Por su parte, aunque con mucha menos perspectiva de llevarse el premio, Fennell, más conocida por su carrera como actriz -que incluyó papeles en «La chica danesa» de 2015 y en la exitosa serie «The Crown» como Camilla Parker-Bowles-, participa este año con «Hermosa venganza», su primer largometraje.

La explosiva cinta, que cuenta en el rol principal con la británica Carey Mulligan, cuenta la vertiginosa historia de una joven que, motivada por la furia y el dolor de su pasado, decide emprender una cruzada personal contra el machismo y aleccionar a los varones que ejercen violencia de género.

En tanto, las críticas sobre la falta de pluralidad racial también tuvieron su correlato, empezando por las candidaturas de «Minari» y su realizador Lee Isaac Chung a Mejor Película y Mejor Dirección.

En el filme, por el que están nominados Steven Yeun y Youn Yuh‑jung a Mejor Actor y Mejor Actriz de Reparto, Chung visita de forma ficcional su niñez en Arkansas y retrata con un conmovedor tono el día a día de una familia de inmigrantes surcoreanos que se instalan en una zona rural de Estados Unidos, en un relato mayoritariamente hablado en su lengua natal y que busca celebrar la inmigración y la posibilidad de superar el choque cultural.

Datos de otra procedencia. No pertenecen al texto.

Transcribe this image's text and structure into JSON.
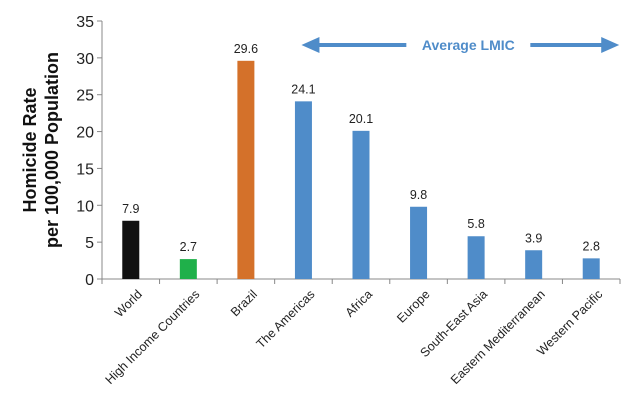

La comunidad afroamericana y su propia historia de lucha también dicen presente en las listas con «Judas y el mesías negro», el filme del estadounidense Shaka King que resultó nominado a Mejor Película con su recreación de la persecución y el asesinato de Fred Hampton, líder del revolucionario partido de las Panteras Negras, ocurrido a fines de la década del 60.

Por esta cinta, el británico Daniel Kaluuya parece tener garantizado el premio a Mejor Actor de Reparto, mientras que «La madre del blues», de Netflix, le valió a Viola Davis y al fallecido Chadwick Boseman altísimas chances de lograr sus sendas nominaciones en las máximas categorías de actuación.

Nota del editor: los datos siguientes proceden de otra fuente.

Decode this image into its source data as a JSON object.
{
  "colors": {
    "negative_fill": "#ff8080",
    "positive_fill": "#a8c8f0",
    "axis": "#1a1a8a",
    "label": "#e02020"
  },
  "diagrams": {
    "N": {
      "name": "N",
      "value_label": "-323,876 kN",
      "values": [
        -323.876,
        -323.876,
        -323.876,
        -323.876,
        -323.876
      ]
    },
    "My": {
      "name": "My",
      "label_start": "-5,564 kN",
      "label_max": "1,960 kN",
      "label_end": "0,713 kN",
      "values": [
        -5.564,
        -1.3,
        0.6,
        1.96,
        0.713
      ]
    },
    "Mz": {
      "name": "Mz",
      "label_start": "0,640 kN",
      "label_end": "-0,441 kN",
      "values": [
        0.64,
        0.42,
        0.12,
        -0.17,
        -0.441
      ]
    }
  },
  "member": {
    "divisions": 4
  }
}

Así, en un mundo movilizado por las oleadas feministas y con una Estados Unidos atravesada por una escalada de violencia racista y el asesinato de George Floyd en manos de la Policía, y con el público y con los propios levantando el índice en su dirección, la Academia desplegará este año los galardones más actuales y cercanos a su época, en una señal de permeabilidad, empatía y dinamismo que, por su propio interés, deberá reforzar en el futuro.